When I left, I was scared because of the feeling of awe that the man left on me as he approached me. I thought he was ḥaḍrat Shaikh ʿAbd al-Qādir al-Gaylānī. When I was being driven back, I tried several times to contact the Shaikh’s servant. When I arrived at my house, then in Sudhama Nagar, the servant called me and asked what was behind my repeated calls. I told him I was scared. I then heard the Shaikh ask the servant about the caller. When the servant told him, the Shaikh asked him to listen to what I had to say. I then started telling the servant what happened while he conveyed it to the Shaikh. The Shaikh said:
This is Allah’s will. Tell him not to be afraid. His visitor was our master Khidhr. Congratulations, congratulations!
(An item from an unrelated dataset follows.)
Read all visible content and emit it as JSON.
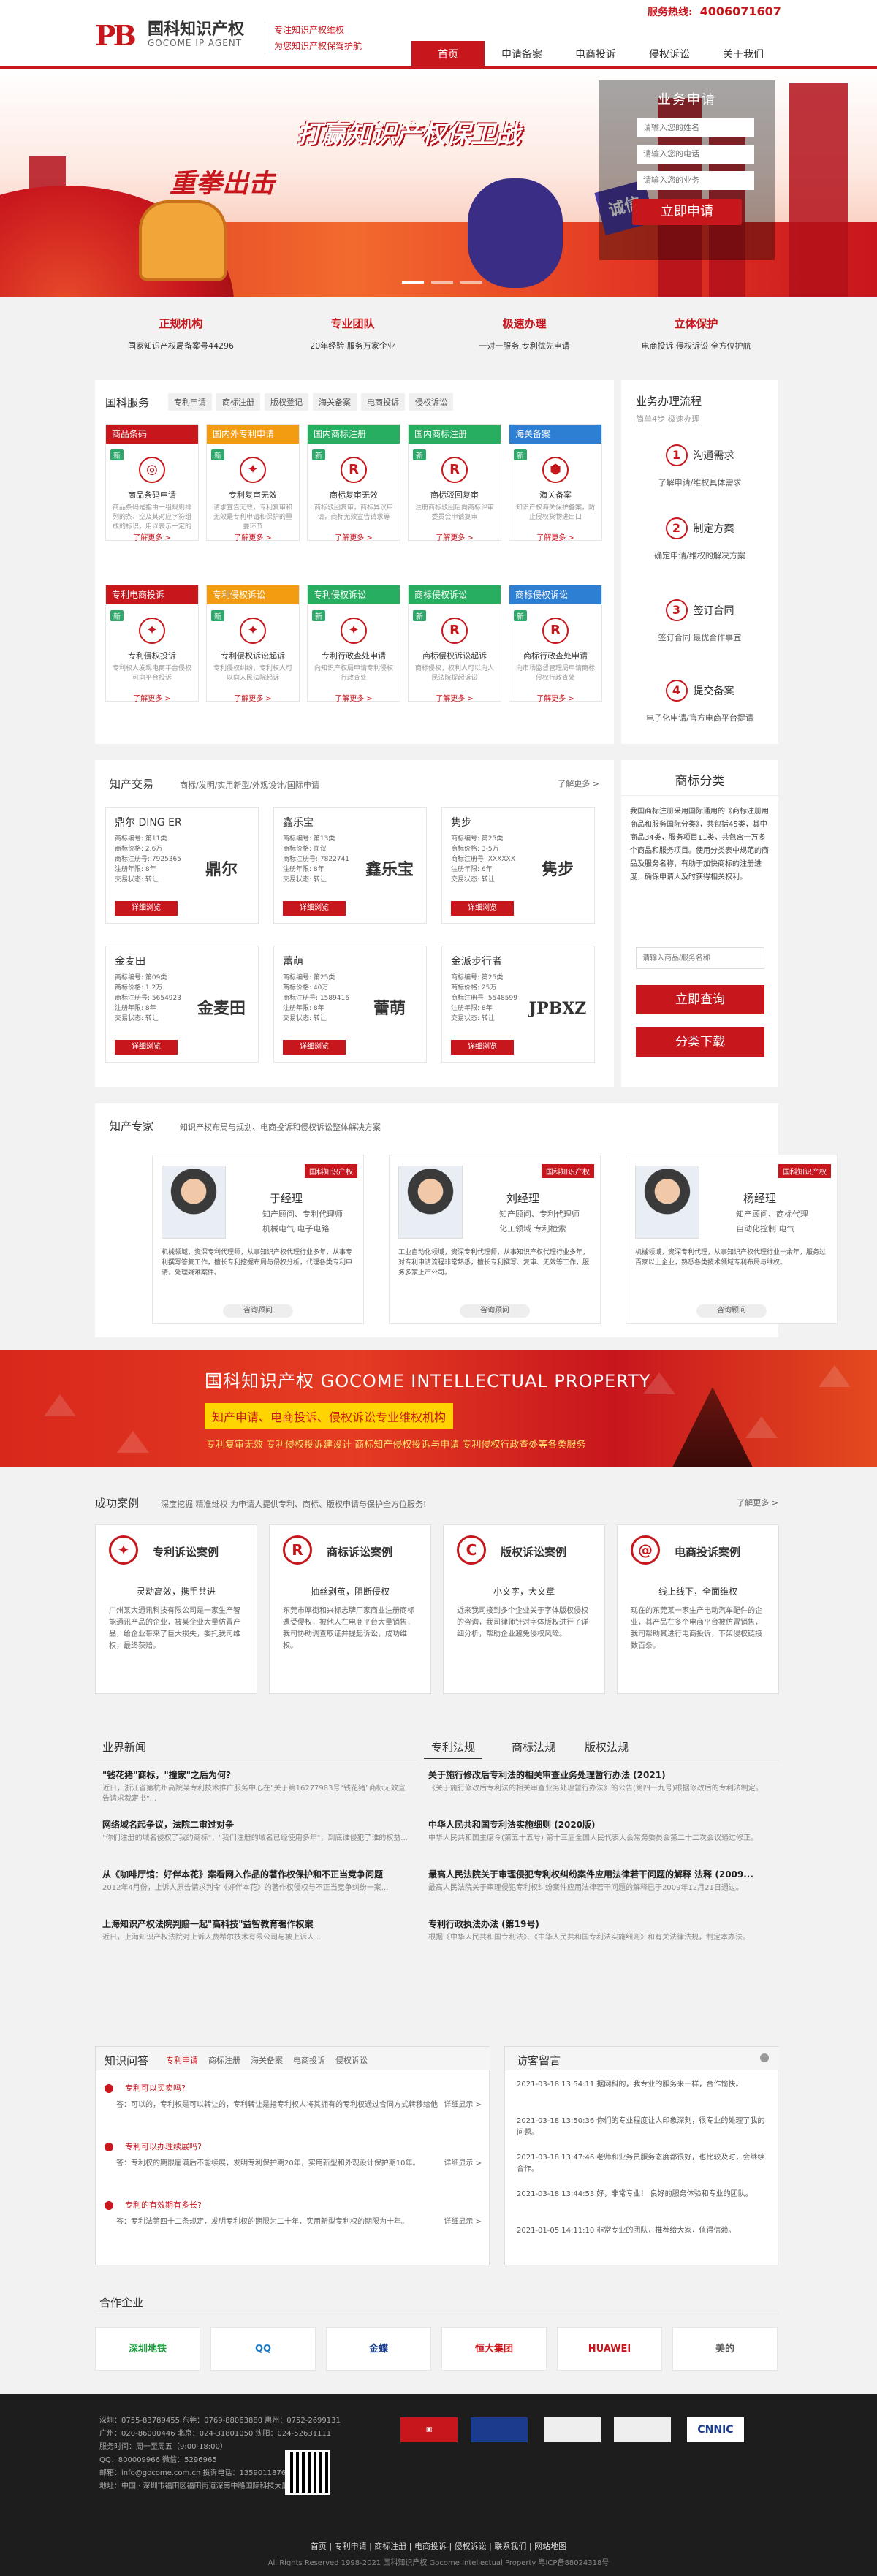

Let’s continue talking tomorrow.
The following night, the servant called to let me know that the Shaikh said the following:
Many caliphs, dervishes, and Walīs wanted to see our master Khidhr but they did not. It is the spiritual power of the Shaikhs that enabled ʿImād to see him. Congratulations to him. Let him be cautious about himself.
The Shaikh has advised me not to pay much attention to such spiritual experiences, because they are not the foundations of the Ṭarīqa. Its foundations are piety, performing the dhikrs, and adhering to the commandments and prohibitions of Sharīʿa and the Ṭarīqa.
 Khidhr is a very high ranking Walī who has been alive for many centuries. He is believed to be the man whom Allah sent Prophet Moses to meet and learn from, and whom Allah described as: “A servant from among Our servants to whom We have given mercy from Us and whom We had taught a special knowledge from Us” (17/65).